Em meio a pandemia de coronavírus, muitas têm sido as mudanças relacionadas às relações sociais, objetivando o resguardo da saúde pública e o achatamento da curva de contágio. Nesse contexto, nossas relações têm ocorrido por meio virtual e, para as profissões que permitem o home office, as reuniões também se realizam pelo ambiente virtual e o trabalho se realiza de maneira remota.
Com o Poder Judiciário não foi diferente: a Resolução nº 313, de 19/03/2020, editada pelo Conselho Nacional de Justiça, estabeleceu a suspensão do trabalho presencial de magistrados, servidores, estagiários e colaboradores nas unidades judiciárias, de tal sorte que todos os trabalhos passaram a ser realizados de maneira remota.
Essa mesma Resolução, em seu artigo 3º, estabeleceu a suspensão do “atendimento presencial de partes, advogados e interessados”, o qual passou a ser realizado “remotamente pelos meios tecnológicos disponíveis”.

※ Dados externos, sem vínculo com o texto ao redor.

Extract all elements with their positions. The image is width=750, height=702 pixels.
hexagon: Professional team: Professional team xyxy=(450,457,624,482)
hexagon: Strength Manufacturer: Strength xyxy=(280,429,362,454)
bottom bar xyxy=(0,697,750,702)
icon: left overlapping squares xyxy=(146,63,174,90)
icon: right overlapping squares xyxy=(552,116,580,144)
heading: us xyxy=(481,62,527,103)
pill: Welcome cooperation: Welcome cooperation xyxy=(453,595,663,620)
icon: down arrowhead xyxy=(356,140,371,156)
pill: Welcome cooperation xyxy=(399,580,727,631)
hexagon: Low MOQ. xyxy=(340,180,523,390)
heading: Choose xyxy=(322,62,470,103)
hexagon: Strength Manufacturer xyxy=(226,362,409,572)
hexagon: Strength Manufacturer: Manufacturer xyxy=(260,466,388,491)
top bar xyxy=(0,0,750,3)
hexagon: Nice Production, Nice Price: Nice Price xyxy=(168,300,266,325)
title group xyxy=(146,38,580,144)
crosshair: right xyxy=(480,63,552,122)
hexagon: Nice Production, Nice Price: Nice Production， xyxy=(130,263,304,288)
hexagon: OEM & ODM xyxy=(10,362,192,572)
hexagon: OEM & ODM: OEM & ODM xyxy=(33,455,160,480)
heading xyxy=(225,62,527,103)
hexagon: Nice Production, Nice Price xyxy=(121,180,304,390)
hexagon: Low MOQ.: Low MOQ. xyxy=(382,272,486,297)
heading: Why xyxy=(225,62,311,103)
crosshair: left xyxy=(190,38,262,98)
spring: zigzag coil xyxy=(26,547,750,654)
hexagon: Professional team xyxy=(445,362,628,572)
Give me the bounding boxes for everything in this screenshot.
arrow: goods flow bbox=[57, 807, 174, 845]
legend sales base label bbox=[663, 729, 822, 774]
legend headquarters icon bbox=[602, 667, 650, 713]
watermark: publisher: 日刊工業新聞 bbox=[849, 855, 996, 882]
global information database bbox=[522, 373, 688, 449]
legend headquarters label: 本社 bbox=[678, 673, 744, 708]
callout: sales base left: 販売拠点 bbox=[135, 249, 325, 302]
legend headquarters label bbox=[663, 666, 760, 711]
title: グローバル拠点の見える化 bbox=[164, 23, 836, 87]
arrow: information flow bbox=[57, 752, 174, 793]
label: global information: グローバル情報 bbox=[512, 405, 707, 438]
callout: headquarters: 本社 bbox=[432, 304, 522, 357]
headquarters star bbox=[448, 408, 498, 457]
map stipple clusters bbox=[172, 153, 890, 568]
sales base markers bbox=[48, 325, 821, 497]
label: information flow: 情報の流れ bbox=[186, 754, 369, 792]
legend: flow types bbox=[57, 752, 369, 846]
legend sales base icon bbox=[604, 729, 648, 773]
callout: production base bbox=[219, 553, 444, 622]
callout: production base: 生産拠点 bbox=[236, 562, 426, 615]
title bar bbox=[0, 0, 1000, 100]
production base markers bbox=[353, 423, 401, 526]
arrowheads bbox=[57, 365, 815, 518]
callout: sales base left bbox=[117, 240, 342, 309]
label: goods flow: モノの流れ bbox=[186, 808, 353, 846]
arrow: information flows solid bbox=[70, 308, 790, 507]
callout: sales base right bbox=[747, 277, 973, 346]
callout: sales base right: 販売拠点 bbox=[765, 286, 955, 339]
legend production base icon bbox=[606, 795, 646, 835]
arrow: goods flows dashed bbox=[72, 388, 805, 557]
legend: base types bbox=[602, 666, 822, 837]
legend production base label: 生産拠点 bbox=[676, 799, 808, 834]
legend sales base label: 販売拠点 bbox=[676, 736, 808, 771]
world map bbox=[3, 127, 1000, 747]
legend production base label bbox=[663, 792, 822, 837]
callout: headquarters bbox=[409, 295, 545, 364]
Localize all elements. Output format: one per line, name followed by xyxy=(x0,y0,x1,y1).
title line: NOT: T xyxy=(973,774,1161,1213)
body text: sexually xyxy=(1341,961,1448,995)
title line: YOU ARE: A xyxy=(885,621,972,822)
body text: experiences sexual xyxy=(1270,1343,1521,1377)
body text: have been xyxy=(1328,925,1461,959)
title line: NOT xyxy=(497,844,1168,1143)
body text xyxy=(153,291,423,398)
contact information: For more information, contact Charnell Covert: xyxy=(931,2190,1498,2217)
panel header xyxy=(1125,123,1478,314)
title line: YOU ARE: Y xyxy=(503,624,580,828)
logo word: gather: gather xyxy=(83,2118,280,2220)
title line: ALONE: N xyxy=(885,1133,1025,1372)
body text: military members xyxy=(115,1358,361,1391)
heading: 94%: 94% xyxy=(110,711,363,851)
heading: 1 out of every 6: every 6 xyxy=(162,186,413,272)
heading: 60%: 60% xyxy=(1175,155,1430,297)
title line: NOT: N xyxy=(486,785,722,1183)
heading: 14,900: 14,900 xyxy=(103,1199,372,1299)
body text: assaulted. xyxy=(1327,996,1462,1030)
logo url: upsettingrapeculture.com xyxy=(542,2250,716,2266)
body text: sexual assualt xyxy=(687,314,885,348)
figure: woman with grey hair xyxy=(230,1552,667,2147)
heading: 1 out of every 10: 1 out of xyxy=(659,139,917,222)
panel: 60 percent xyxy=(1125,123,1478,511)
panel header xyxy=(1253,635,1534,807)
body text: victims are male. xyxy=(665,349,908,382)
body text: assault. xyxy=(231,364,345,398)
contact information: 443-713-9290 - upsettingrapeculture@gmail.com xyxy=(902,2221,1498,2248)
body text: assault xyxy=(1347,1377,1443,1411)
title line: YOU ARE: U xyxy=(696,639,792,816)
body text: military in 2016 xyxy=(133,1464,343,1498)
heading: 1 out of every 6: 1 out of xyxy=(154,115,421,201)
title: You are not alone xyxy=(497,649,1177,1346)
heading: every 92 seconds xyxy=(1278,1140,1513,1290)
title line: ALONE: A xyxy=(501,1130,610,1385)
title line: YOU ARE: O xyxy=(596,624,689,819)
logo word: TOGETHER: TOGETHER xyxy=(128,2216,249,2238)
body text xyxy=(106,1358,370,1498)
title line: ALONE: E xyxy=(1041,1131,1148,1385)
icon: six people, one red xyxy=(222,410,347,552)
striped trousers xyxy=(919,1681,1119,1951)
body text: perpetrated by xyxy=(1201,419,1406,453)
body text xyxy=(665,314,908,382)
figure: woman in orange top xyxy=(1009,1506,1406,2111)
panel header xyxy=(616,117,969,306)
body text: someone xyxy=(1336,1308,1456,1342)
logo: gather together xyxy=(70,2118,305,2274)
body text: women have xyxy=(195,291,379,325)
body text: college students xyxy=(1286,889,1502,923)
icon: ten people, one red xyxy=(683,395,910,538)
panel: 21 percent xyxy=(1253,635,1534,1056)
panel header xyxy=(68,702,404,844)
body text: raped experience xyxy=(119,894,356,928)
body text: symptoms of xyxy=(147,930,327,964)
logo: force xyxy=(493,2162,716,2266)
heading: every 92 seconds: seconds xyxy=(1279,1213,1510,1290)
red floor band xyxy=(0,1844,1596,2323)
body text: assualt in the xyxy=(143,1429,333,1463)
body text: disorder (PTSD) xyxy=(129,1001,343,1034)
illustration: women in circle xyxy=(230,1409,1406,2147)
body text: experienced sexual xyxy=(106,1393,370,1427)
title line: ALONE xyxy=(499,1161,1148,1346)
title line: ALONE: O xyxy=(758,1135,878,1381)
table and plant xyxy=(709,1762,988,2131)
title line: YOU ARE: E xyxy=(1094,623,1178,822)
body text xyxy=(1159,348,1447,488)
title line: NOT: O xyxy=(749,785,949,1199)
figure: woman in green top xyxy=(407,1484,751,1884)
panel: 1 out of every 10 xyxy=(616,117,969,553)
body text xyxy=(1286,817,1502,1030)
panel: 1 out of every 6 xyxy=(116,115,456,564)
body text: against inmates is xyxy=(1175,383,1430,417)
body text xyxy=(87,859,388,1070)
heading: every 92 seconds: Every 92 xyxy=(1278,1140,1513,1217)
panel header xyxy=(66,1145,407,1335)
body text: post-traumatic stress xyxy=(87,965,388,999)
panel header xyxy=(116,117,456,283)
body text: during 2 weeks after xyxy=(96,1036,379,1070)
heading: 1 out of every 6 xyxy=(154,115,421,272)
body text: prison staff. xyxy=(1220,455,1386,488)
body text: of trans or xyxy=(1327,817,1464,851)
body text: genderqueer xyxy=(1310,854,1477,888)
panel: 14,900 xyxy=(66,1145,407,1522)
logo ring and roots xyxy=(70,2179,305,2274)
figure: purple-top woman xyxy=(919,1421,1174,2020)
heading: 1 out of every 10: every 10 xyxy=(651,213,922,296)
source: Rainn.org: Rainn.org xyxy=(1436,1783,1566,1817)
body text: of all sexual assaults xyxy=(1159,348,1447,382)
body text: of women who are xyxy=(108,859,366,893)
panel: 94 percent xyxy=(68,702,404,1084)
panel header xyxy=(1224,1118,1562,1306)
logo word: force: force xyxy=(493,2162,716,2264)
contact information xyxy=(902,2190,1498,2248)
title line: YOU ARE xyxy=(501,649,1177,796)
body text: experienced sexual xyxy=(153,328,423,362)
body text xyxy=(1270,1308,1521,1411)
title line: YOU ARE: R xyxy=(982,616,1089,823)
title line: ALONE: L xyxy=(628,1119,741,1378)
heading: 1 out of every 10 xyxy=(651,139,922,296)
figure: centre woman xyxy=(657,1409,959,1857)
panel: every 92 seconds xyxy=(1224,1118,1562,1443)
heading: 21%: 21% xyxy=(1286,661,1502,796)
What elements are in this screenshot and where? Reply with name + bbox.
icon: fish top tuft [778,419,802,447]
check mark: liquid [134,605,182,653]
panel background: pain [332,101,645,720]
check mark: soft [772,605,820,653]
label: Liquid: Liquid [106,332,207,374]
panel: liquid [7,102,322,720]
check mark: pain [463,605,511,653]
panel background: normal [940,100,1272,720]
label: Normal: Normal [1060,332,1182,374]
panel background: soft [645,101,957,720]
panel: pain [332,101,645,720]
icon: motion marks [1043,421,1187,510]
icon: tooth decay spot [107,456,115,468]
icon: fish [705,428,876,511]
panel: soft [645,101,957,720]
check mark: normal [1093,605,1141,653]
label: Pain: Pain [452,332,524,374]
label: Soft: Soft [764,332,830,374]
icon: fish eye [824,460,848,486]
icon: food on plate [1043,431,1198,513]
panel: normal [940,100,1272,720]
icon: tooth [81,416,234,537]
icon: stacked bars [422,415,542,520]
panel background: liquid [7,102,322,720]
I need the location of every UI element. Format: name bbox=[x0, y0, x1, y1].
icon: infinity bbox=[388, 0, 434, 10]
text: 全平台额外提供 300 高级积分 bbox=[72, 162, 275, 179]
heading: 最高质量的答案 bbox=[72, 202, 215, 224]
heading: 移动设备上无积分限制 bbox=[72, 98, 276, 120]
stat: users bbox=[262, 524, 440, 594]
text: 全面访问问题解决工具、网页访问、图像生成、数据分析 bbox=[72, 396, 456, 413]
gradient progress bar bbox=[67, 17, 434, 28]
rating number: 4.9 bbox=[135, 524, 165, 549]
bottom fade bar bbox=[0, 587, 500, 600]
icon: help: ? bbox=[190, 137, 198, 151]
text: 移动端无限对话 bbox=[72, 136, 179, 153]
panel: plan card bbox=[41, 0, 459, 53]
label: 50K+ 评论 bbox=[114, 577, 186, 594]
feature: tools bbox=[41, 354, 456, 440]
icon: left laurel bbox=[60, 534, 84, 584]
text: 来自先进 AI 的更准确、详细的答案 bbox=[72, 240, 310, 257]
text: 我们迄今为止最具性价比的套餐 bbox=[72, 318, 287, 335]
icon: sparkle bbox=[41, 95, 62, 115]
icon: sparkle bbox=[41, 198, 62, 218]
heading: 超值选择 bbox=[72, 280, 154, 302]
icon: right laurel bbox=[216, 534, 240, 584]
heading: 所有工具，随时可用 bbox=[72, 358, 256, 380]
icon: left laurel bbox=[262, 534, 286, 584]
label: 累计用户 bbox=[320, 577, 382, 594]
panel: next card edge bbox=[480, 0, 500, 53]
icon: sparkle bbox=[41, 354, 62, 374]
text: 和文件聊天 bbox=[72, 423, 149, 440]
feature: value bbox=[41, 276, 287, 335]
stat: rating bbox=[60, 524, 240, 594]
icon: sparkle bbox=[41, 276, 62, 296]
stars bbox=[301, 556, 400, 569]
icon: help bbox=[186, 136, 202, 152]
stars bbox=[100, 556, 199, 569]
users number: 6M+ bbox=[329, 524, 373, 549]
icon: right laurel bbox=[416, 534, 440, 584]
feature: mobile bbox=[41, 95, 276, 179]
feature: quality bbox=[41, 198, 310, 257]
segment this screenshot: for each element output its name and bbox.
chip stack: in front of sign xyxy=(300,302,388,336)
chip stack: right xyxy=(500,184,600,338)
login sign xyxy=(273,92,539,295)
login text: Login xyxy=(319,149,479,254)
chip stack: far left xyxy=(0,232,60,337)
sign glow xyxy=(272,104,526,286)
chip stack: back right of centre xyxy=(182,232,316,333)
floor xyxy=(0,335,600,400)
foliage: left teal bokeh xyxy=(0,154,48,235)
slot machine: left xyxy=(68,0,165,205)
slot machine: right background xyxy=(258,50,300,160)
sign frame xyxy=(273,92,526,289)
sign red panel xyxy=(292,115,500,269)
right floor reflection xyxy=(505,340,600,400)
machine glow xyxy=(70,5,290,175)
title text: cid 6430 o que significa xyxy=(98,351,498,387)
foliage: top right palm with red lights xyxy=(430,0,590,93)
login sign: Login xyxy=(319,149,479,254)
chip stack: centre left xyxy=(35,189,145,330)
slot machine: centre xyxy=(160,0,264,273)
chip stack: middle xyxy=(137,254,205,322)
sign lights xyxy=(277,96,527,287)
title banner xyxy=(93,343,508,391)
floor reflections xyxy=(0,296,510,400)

A partir disso, o Tribunal de Justiça do Estado de São Paulo passou efetivamente a trabalhar de maneira remota. Em sua página oficial publicou a informação de que, no período entre 16/03/2020 até 12/04/2020, foram proferidas, no primeiro grau de jurisdição, 238.295 sentenças, efetuados 608.132 despachos e proferidas 948.446 decisões interlocutórias. Já em segundo grau de jurisdição, foram prolatados 55.507 acórdãos, proferidas 6.446 decisões monocráticas e efetuados 68.950 despachos.
Ainda, o Tribunal de Justiça do Estado de São Paulo, por meio do Comunicado CG nº 284/2020, também passou a permitiu a realização de audiências virtuais, desde que haja prévia concordâncias das partes. Já o Provimento CSM-TJSP nº 2.549/2020, seguindo o estabelecido na Resolução do CNJ, determinou que o atendimento presencial das “partes, advogados, Ministério Público, Defensoria Pública e interessados” deverá “ser realizado remotamente pelo e-mail institucional da unidade judiciária, divulgando-se os respectivos endereços por ato próprio”.
Estes são exemplos das formas virtuais pelas quais o Poder Judiciário tem mantido o seu trabalho. É necessário, todavia, refletir se essas medidas, hoje excepcionais, serão mantidas com o final de nosso isolamento social. O acesso à justiça, previsto na Constituição Federal, será mantido de forma igualitária, caso os meios eletrônicos sejam utilizados como método tradicional de realização dos trabalhos? As prerrogativas dos advogados, previstas no estatuto da advocacia, serão mitigadas? Os direitos serão efetivamente resguardados? O ambiente virtual é o mais adequado para a efetivação da justiça social? Todas essas questões precisam ser avaliadas, antes de se instituir o trabalho remoto e o ambiente virtual como métodos tradicionais ou permanentes de trabalho do Poder Judiciário.
Com efeito, o artigo 7º, inciso VIII, do Estatuto da Advocacia, dispõe que é direito do advogado “dirigir-se diretamente aos magistrados nas salas e gabinetes de trabalho, independentemente de horário previamente marcado ou outra condição”. Em razão da instituição do trabalho remoto, enquanto perdurar a situação de calamidade pública no país, os advogados têm se dirigido aos juízes por meio de e-mail, objetivando explanar o caso e aquilo que se pretende. Contudo, parece-nos que essa é uma das medidas que não pode se tornar perene, violando prerrogativa da Advocacia.
Não se pode negar que a implantação de métodos eletrônicos para o desenvolvimento dos atos judiciais e do trabalho remoto trará economia nas despesas com luz, água, espaço, estacionamento, café e limpeza, por exemplo. Os servidores do Judiciário terão mais tempo de convivência com a família e economizarão nos gastos com transporte, alimentação, vestimentas e estacionamento. Um enorme ganho.
O certo é que muitas transformações estando sendo aceleradas pelas circunstâncias que atropelam todo o planeta e muitas delas vieram para ficar, resultando em significativa mudança na forma e no desempenho do trabalho realizado pelos operadores do Direito. A revolução tecnológica é uma realidade presente e todos precisam estar preparados para ela.
Contudo, entendemos que é preciso refletir com bastante profundidade sobre todas as questões aqui colocadas. Mesmo que muitas ferramentas que possibilitam o trabalho remoto se tornem definitivas, nada poderá substituir a interação humana e social quando se trata de movimentar um processo judicial e exercer a Advocacia. Afinal, não somos e nunca seremos simples robôs.